Avec poésie, Gil Lorfèvre photographie les bois flottés et les paysages du Grand radeau, une plage de Camargue grignoté par l’avancée de la mer.
Entre la plage du Grand Radeau aux Saintes-Maries-de-la-Mer et Gil Lorfèvre, c’est une longue histoire. L’ancien journaliste à Midi Libre, passionné de photo, fréquente depuis une trentaine d’années ce lieu secret de Camargue. Il y a une quinzaine d’années, il a commencé à photographier les bois flottés échoués dans ce paysage « magnifique, chaotique, violent, sauvage ». Cela donne aujourd’hui naissance au livre Éphémère, publié par la maison d’édition nîmoise Atelier Baie.

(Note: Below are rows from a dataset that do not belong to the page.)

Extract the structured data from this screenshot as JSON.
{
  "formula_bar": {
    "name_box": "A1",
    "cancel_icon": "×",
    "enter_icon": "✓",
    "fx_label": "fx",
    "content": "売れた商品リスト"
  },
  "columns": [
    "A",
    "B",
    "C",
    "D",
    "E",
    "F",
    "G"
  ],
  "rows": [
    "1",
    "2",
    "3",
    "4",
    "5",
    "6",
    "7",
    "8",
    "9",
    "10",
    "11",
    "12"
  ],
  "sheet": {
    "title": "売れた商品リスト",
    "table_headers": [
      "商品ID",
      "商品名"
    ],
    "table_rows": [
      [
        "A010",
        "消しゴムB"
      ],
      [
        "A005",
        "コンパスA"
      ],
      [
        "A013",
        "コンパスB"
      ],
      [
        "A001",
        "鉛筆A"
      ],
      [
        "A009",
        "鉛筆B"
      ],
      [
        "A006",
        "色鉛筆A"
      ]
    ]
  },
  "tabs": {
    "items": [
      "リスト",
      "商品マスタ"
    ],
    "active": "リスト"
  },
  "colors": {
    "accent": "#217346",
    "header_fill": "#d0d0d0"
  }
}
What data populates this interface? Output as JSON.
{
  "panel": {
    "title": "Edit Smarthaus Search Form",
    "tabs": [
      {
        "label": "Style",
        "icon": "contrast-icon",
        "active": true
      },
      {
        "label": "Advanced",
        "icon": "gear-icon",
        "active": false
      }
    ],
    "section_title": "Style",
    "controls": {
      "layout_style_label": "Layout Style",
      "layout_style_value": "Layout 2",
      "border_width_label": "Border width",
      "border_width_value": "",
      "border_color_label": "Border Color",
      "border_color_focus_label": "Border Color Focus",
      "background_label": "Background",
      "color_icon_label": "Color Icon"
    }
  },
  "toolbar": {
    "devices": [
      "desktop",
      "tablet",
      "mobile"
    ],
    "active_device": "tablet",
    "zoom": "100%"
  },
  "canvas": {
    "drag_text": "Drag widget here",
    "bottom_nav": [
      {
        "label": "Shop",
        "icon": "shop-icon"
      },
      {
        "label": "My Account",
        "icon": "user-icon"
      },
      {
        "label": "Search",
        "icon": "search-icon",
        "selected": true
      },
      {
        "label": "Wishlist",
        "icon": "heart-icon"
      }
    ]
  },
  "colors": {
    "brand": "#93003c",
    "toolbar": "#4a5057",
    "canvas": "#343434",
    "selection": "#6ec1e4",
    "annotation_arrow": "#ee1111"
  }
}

Les bois flottés comme des témoins
Au départ, il a cherché dans ces décombres des images, un bestiaire monstrueux. Peu à peu, il s’est aussi intéressé aux constructions faites sur place avec ces bois flottés, comme des tipis abandonnés par des Indiens de passage. Gil Lorfèvre a été frappé par cet éphémère, car au fil du temps, il a aussi vu la mer avancer inexorablement, franchir la digue… « Ces bois flottés sont les derniers témoins de ces plages qui disparaissent », explique Gil Lorfèvre, qui après la démarche documentaire de son livre Dynasties de Camargue a voulu s’orienter vers la poésie, l’artistique.
Dans un noir et blanc qui évoque les charognes de Lucien Clergue que Gil Lorfèvre a connu, les photos argentiques au moyen format et non retouchées racontent aussi la fragilité de cet environnement. Gil Lorfèvre le sait : « Ce paysage va disparaître. Ce qu’on a connu, nos enfants ne le connaîtront peut-être pas. C’est la loi du genre, mais l’art de la photo, c’est de pouvoir garder, fixer ces moments qui deviennent éternels ».
En quelques mots, écrits à main levée, Gil Lorfèvre complète ses images de vers qui disent aussi cette incertitude, cette nature vulnérable, ce temps qui passe, ce « funeste destin » que les vagues viennent effacer.
« Éphémère », de Gil Lorfèvre. Éditions Atelier Baie, 88 pages. 20,90 €.